A gurney used for executions in California, the Oklahoma viewing room shares many features. courtesy Wikimedia Commons

Oklahoma shows pattern of cruel executions

After six years of hiatus from public executions, Oklahoma attempted to restart their program to disastrous effects.

On Oct. 28, the State of Oklahoma executed John Marion Grant, condemned to death in 1999 for the murder of a prison cafeteria worker. His death is the state’s first use of capital punishment since 2015 after botching two executions consecutively. The Department of Corrections seemingly learned nothing in this time, botching the recent execution, with Grant vomiting and convulsing for 15 minutes before dying.

The two 2015 executions that led to the death penalty’s suspension were both horrifically botched. Officials called for a stoppage during Clayton Lockett’s execution, the first of the two, as Lockett clung to life, though eventually dying 43 minutes into the procedure. In the second execution, officials gave Charles Warner potassium acetate instead of potassium chloride. Warner said “My body is on fire” during the execution. Richard Glossip, the next man awaiting execution, was mere hours away from the same procedure when the state realized they had obtained the same wrong drug. Mary Fallin, Oklahoma’s governor at the time, assured the people the drugs were “medically interchangeable,” as if government-sanctioned killing was a routine medical procedure.

Grant, like Lockett and Warner, received a three-drug combination for his lethal injection containing midazolam, vecuronium bromide and potassium chloride. The first drug is a sedative used to reduce anxiety and induce sleep, the second a paralytic to prevent movement and potassium chloride stops the heart. Midazolam has repeatedly failed to induce a fully comatose state, including the previous two botched executions in Oklahoma.

America’s previous death drug of choice, Pentobarbital, became unavailable after a Dutch company came under fire for supplying it. This apparently gave no pause to the Federal Government, who rushed to less-regulated compound pharmacies to get their chemicals. Once even these shady pharmacies were prevented from selling the drug, would-be headsmen have created experimental cocktails, using the condemned as lab rats.

The second drug, vecuronium bromide, is ultimately unnecessary for the execution. All it does is paralyze the recipient—doing nothing to prevent pain for the victim or contributing to their death. Rather, it makes the victim immobile, thus appearing to not be in pain for the viewers. We can all feel a little better about ourselves if the man strapped to the gurney slowly dying doesn’t seem to be too distressed. Only when the paralytic fails do we consider the execution as botched, but there’s no reason to believe all of the dozens of motionless executions were without pain.
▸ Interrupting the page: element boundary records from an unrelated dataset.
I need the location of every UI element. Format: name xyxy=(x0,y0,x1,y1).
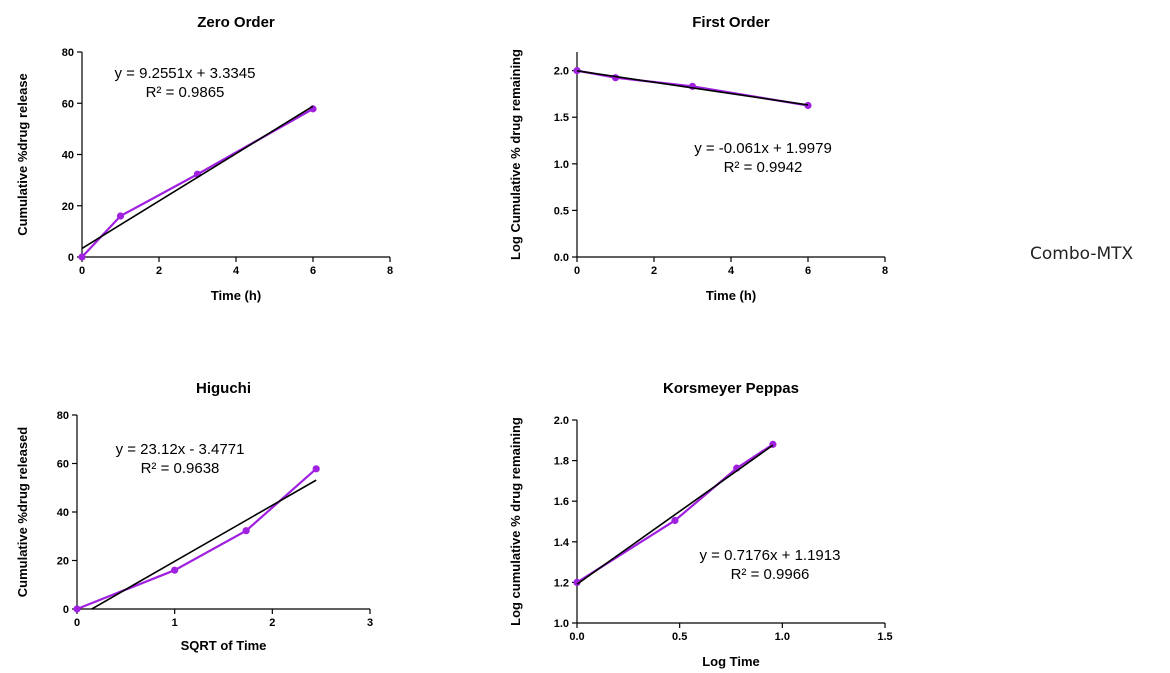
formulation-label: Combo-MTX xyxy=(1030,244,1134,264)
y-tick-label: 1.0 xyxy=(554,159,569,171)
chart-panel-3: Higuchi 0 1 2 3 0 20 40 60 80 SQRT of Time Cumulati… xyxy=(15,380,373,653)
y-tick-label: 1.0 xyxy=(554,618,569,630)
data-point xyxy=(242,527,250,535)
x-tick-label: 8 xyxy=(387,265,393,277)
trendline-equation: y = 23.12x - 3.4771 xyxy=(116,441,245,458)
r-squared-label: R² = 0.9942 xyxy=(724,159,803,176)
trendline xyxy=(576,444,774,585)
r-squared-label: R² = 0.9638 xyxy=(141,460,220,477)
data-point xyxy=(573,67,581,75)
data-point xyxy=(573,578,581,587)
x-tick-label: 6 xyxy=(310,265,316,277)
data-point xyxy=(312,465,320,473)
data-point xyxy=(116,212,125,220)
y-tick-label: 60 xyxy=(62,98,74,110)
trendline-equation: y = 0.7176x + 1.1913 xyxy=(700,547,841,564)
y-axis-label: Log cumulative % drug remaining xyxy=(508,417,523,626)
x-tick-label: 0 xyxy=(574,265,580,277)
x-axis-label: Time (h) xyxy=(706,288,756,303)
x-tick-label: 1.0 xyxy=(775,631,790,643)
y-tick-label: 2.0 xyxy=(554,415,569,427)
data-point xyxy=(804,101,812,110)
x-tick-label: 8 xyxy=(882,265,888,277)
y-tick-label: 0 xyxy=(68,252,74,264)
y-tick-label: 1.6 xyxy=(554,496,569,508)
y-tick-label: 80 xyxy=(62,47,74,59)
y-tick-label: 80 xyxy=(57,410,69,422)
y-tick-label: 40 xyxy=(57,507,69,519)
y-axis-label: Cumulative %drug release xyxy=(15,73,30,236)
x-tick-label: 3 xyxy=(367,617,373,629)
y-tick-label: 0.0 xyxy=(554,252,569,264)
y-tick-label: 20 xyxy=(57,556,69,568)
chart-title: Zero Order xyxy=(197,14,275,31)
y-axis-label: Cumulative %drug released xyxy=(15,427,30,598)
y-tick-label: 20 xyxy=(62,201,74,213)
x-tick-label: 4 xyxy=(233,265,240,277)
trendline-equation: y = 9.2551x + 3.3345 xyxy=(115,65,256,82)
trendline xyxy=(81,105,314,250)
x-tick-label: 0.5 xyxy=(672,631,687,643)
x-axis-label: Log Time xyxy=(702,654,760,669)
y-tick-label: 40 xyxy=(62,150,74,162)
r-squared-label: R² = 0.9966 xyxy=(731,566,810,583)
y-tick-label: 0.5 xyxy=(554,205,569,217)
y-axis-label: Log Cumulative % drug remaining xyxy=(508,49,523,260)
y-tick-label: 1.5 xyxy=(554,112,569,124)
x-axis-label: Time (h) xyxy=(211,288,261,303)
y-tick-label: 1.8 xyxy=(554,456,569,468)
series-line xyxy=(76,468,317,611)
x-tick-label: 1 xyxy=(172,617,178,629)
chart-panel-2: First Order 0 2 4 6 8 0.0 0.5 1.0 1.5 2.0 Time (h) L… xyxy=(508,14,888,303)
x-axis-label: SQRT of Time xyxy=(181,638,267,653)
x-tick-label: 0 xyxy=(79,265,85,277)
x-tick-label: 0 xyxy=(74,617,80,629)
chart-title: First Order xyxy=(692,14,770,31)
data-point xyxy=(78,253,86,261)
x-tick-label: 2 xyxy=(269,617,275,629)
y-tick-label: 2.0 xyxy=(554,66,569,78)
trendline xyxy=(91,479,317,610)
x-tick-label: 0.0 xyxy=(569,631,584,643)
y-tick-label: 1.4 xyxy=(554,537,570,549)
chart-panel-4: Korsmeyer Peppas 0.0 0.5 1.0 1.5 1.0 1.2 1.4 1.6… xyxy=(508,380,893,669)
trendline-equation: y = -0.061x + 1.9979 xyxy=(694,140,832,157)
data-point xyxy=(611,74,620,82)
y-tick-label: 60 xyxy=(57,459,69,471)
data-point xyxy=(671,516,679,525)
y-tick-label: 0 xyxy=(63,604,69,616)
r-squared-label: R² = 0.9865 xyxy=(146,84,225,101)
chart-title: Higuchi xyxy=(196,380,251,397)
trendline xyxy=(576,70,809,106)
series-line xyxy=(576,443,774,584)
x-tick-label: 1.5 xyxy=(877,631,892,643)
x-tick-label: 2 xyxy=(156,265,162,277)
x-tick-label: 6 xyxy=(805,265,811,277)
x-tick-label: 2 xyxy=(651,265,657,277)
y-tick-label: 1.2 xyxy=(554,577,569,589)
x-tick-label: 4 xyxy=(728,265,735,277)
chart-title: Korsmeyer Peppas xyxy=(663,380,799,397)
series-line xyxy=(81,107,314,258)
data-point xyxy=(73,605,81,613)
data-point xyxy=(171,566,179,574)
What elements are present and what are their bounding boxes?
Of course, most Americans don’t see this gruesome process, nor do they want to. Surely no well-adjusted person could justify the brutality that repeatedly occurs in Oklahoma’s execution chamber, but that doesn’t stop the widespread support the death penalty has in our state. The death penalty offers a false sense of justice in response to horrific crimes; a simple life sentence just doesn’t have the cathartic punch killing does. When genuine analysis and prevention of violent behavior is off the table, execution is the only fulfilling option.

The recent history of capital punishment in Oklahoma illustrates a disturbing trend. The Oklahoma Department of Corrections repeatedly neglects any serious analysis of their procedures or reconciliation with previous failings. Maybe there haven’t been any real failings; the brutality and negligence are part of one’s restitution to society and the spectacle of capital punishment. When the disgusting treatment of death row inmates is so systemic, it is blatantly “cruel and unusual.”

A common rationalization for the death penalty points out the cost of keeping someone in jail, seeing execution as the cheaper option. However, studies consistently show the opposite; the immense amount of bureaucratic and legal processes an execution requires ends up making it more costly than a life sentence. Similarly, some argue that practicing the death penalty can reduce crime by detering potential criminals, but the facts don’t support this argument, with FBI crime reports not showing lesser rates of murder in death penalty states compared to states not practicing it.

Sadly, the Oklahoma Department of Corrections has already confirmed it will not change its execution protocols. The world is no safer when someone is put to death instead of kept in prison. Really, underneath economic or safety-focused arguments lies a desire to wreak revenge and exert power. The criminal justice system, ideally an institution for rehabilitation, panders to the desires of the most bloodthirsty among us. Any humane government should hold fast to principles of forgiveness and mercy rather than give in to violent whims. There is never closure or justice in capital punishment; only death and despair.